Is there a way to read the past service check results?
(the one I see is reading directly from IDO, Servicechecks Table. But from one hand it’s not generally good to be reading from an internal datastore, and from the other - the docs say “This table is usually trimmed periodically by the IDO2DB daemon, as it would otherwise grow to an enormous size.”
So is it possible it trims, and my periodic poller will loose the ability to read the data…
)
The history you’ll in icingaweb2 isn’t enough? With the possability of the filters you can build you Report. Or you try the icingaweb2 module https://github.com/Icinga/icingaweb2-module-reporting. But with this module we have no experience. But I think other users could help here
you mean icingaweb2/monitoring/list/eventhistory?timestamp%3E=-10%20hours&host_name=my_host&service=my_service" ?
No that’s not enough, because that way I’m getting not all check results, seems just the ones when the state got changed (OK → Warn, etc), anyway for the last 10h I get only 4-5 response rows while the checks are run every 10min.

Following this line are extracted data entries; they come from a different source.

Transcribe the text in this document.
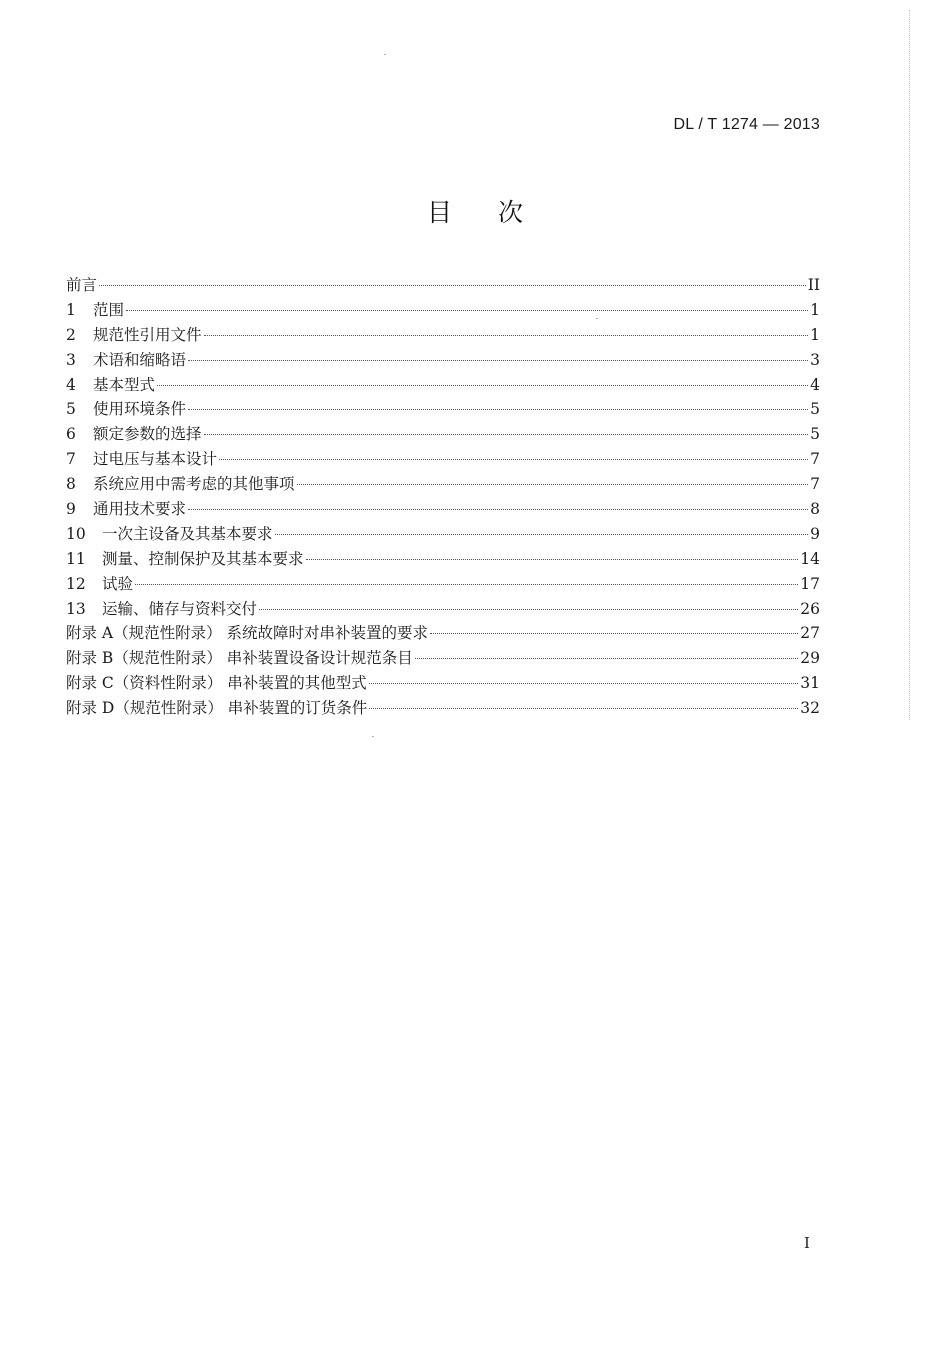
DL / T 1274 — 2013
目次
前言	II
1	范围	1
2	规范性引用文件	1
3	术语和缩略语	3
4	基本型式	4
5	使用环境条件	5
6	额定参数的选择	5
7	过电压与基本设计	7
8	系统应用中需考虑的其他事项	7
9	通用技术要求	8
10	一次主设备及其基本要求	9
11	测量、控制保护及其基本要求	14
12	试验	17
13	运输、储存与资料交付	26
附录 A（规范性附录） 系统故障时对串补装置的要求	27
附录 B（规范性附录） 串补装置设备设计规范条目	29
附录 C（资料性附录） 串补装置的其他型式	31
附录 D（规范性附录） 串补装置的订货条件	32
I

icingaweb2-module-reporting, as per the docs, looks limited, you can only have the built-in reports, like
I don’t care about the associated extra data, like the time it took to run the check; or the check output.
To clarify the intent: the Icinga checks are configured to run every 10 minutes. I’d like to make sure they indeed have been run.
So periodically, like hourly, some job would pull the data, and check that every 10min there is a record during the past hour.
If, say, in an hour there are only 3 records instead of 6, the report would show uptime=50% for that hour.
Dirty: You could parse the icinga2.log for checks (not 100% sure)
even dirtier: activate the compatlog (old nagios-style logging) and parse it
Better: install influxdb, activate the influxwriter feature and performance data processing.
The data in influx contains everything you need, check timestamps and latency
Avoid the servicechecks table at all cost inside the IDO database backend, this will greatly reduce your performance and won’t help much. Instead, use a modern TSDB like Graphite/InfluxDB and store that data. If you need a greater resolution with old data retention, adjust the default values for that. Keep in mind though that these backends need tuning and maintenance on their own.